EVs and Tariffs Complicate Global Strategy
The slow adaptation to electric vehicles has been a significant hurdle for German manufacturers. While Chinese EVs are often perceived as innovative and cool, German offerings have struggled to capture consumer interest. This issue is compounded by the rise of Chinese automakers exporting a growing number of vehicles, including traditional combustion engine cars, to markets where European and American brands once faced less competition. Volkswagen, while still a major player globally, now sees three Chinese companies on the top 10 global sales list. Adding to these challenges are U.S. tariffs, which have created a complex and costly environment for German carmakers. Investments in production facilities in countries like Mexico, intended to serve the U.S. market, have been hit by unpredictable tariff policies, leading to substantial revenue losses. Porsche, for instance, faced a €5 billion financial hit from extending combustion engine model production and potential losses of up to €3 billion due to U.S. tariffs.
Bright Spots Emerge: Audi and BMW’s Strategies
Despite the widespread difficulties, some German brands are showing resilience. Audi, a subsidiary of Volkswagen Group, reported a 10% profit increase in 2025, setting a delivery record for its fully electric models. This success highlights the importance of offering attractive EVs. BMW also demonstrated a more stable performance, with a modest 3% profit decline in 2025, bringing its net profit to just under €7.5 billion. This relative strength is attributed to its robust manufacturing presence in Spartanburg, South Carolina, which helps mitigate tariff impacts. Furthermore, BMW’s market diversification, with 25% of its sales in China compared to Mercedes-Benz’s 30%, has provided a buffer against market fluctuations.
Cost Management and Brand Identity as Keys to Recovery
Experts believe that cost management and a renewed focus on brand identity are crucial for the broader recovery of the European car industry. By improving profit margins, manufacturers can reinvest in developing better products and staying ahead of increasing competition. Early signs are positive, with full order books for many new models, including some electric or strongly electrified vehicles, indicating consumer interest. As German automakers look to the future, particularly in the competitive Chinese market, they face the challenge of avoiding price wars. Instead, many are focusing on preserving brand value and re-emphasizing their heritage.
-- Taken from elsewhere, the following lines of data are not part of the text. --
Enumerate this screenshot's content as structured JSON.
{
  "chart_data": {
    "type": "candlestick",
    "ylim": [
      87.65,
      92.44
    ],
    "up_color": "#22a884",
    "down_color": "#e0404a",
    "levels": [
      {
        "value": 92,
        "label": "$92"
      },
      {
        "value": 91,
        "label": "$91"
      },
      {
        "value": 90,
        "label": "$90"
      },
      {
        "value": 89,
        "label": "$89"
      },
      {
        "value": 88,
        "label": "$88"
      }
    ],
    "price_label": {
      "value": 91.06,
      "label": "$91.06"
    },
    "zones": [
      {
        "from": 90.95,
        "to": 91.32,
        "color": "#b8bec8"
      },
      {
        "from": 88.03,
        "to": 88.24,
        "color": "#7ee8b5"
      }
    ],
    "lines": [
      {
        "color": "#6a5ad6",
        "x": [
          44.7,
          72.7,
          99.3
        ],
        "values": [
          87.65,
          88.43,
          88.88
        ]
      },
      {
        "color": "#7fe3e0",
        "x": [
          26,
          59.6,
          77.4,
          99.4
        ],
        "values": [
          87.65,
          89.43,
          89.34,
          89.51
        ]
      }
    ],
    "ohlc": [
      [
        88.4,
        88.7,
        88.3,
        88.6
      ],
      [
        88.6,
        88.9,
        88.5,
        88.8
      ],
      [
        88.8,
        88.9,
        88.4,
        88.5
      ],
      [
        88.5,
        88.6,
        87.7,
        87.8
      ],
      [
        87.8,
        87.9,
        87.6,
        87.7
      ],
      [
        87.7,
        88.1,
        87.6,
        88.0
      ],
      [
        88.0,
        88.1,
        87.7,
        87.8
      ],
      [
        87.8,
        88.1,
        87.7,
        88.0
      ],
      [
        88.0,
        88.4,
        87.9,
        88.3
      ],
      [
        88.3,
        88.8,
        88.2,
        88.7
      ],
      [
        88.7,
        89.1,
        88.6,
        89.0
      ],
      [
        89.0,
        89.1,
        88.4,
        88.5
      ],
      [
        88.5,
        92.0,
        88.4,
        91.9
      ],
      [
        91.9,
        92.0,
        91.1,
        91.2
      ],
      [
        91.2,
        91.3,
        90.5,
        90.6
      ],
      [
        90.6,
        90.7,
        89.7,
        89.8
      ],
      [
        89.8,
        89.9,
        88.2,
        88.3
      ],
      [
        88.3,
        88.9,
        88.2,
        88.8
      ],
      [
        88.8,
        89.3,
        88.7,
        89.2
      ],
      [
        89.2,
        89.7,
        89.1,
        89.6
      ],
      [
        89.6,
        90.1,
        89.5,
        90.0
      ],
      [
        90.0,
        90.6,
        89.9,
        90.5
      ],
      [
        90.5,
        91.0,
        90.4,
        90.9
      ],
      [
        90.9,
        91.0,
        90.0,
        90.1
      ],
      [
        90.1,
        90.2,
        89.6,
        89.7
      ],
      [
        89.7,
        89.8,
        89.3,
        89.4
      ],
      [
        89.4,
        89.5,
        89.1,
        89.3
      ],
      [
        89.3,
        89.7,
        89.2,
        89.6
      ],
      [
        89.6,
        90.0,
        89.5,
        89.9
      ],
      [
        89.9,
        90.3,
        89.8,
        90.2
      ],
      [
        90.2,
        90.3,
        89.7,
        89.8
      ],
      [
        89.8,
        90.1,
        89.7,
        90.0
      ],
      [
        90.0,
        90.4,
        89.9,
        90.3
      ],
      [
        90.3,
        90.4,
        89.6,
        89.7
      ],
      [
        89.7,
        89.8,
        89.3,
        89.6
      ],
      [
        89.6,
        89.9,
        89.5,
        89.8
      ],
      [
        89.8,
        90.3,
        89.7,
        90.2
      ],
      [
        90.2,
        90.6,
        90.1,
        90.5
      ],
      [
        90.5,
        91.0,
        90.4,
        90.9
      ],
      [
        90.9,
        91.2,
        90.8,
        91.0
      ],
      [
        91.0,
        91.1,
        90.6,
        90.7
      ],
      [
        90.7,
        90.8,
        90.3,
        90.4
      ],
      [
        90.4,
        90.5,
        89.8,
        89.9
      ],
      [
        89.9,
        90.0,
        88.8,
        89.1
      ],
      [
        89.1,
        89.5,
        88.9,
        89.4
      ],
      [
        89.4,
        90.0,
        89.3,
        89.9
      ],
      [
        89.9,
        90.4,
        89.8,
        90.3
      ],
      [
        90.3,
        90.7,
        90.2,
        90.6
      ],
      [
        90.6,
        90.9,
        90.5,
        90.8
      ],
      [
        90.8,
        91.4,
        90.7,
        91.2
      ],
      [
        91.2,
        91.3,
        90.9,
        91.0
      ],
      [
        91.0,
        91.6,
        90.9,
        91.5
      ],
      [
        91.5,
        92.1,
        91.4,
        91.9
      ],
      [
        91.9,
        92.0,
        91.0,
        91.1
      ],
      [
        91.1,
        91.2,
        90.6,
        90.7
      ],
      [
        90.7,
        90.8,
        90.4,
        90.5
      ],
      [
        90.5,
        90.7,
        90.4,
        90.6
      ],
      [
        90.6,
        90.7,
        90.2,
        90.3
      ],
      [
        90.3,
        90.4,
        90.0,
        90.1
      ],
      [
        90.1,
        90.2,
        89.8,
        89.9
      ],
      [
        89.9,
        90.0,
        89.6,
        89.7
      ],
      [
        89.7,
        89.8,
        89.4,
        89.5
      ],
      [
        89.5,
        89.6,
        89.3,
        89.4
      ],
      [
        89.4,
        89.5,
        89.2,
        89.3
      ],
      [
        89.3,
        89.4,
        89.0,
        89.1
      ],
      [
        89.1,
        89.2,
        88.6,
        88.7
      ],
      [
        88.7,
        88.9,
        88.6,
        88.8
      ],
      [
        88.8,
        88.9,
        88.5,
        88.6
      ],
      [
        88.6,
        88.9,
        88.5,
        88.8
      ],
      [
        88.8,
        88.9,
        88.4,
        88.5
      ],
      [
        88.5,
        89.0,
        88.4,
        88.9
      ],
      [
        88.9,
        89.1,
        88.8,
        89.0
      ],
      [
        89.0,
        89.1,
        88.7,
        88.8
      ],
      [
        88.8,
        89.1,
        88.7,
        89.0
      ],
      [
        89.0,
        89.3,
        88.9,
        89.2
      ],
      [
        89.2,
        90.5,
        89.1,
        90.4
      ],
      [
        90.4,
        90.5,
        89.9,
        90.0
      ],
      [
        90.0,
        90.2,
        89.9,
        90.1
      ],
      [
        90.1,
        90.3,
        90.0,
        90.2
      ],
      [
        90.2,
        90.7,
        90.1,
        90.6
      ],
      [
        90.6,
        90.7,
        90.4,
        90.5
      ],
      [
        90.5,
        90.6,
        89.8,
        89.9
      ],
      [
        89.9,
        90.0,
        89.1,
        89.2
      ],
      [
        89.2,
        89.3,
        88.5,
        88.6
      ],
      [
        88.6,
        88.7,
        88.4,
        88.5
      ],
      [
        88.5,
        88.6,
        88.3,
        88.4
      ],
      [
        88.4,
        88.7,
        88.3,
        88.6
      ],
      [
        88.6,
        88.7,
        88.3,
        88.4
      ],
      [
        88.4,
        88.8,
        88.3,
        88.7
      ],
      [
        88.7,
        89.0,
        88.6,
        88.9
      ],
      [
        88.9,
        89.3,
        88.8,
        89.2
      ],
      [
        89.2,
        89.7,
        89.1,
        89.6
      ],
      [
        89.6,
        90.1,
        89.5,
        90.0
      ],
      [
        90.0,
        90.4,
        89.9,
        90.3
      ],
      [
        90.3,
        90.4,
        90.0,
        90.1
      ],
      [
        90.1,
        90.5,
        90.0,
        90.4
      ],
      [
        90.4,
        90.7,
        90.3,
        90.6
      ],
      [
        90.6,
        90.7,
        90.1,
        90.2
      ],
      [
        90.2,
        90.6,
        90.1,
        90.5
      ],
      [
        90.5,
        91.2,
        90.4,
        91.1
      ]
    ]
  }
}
Brands like Volkswagen and BMW are reintroducing familiar model names and design cues in their new electric offerings, aiming to reassure European customers with trusted, recognizable products while still innovating for markets like China.
The Road Ahead: 2026 as a Crucial Year
The coming years, especially 2026, are seen as a critical period for German automotive manufacturers. The industry must learn from its recent failures, particularly regarding the EV transition and navigating global trade policies. Companies like Porsche, heavily reliant on the luxury segment and facing significant tariff challenges, will be closely watched. The ability of German carmakers to adapt, innovate, and effectively manage costs while appealing to diverse global markets will determine their future success. The industry is at a crossroads, needing to balance technological advancement with enduring brand appeal to regain its footing.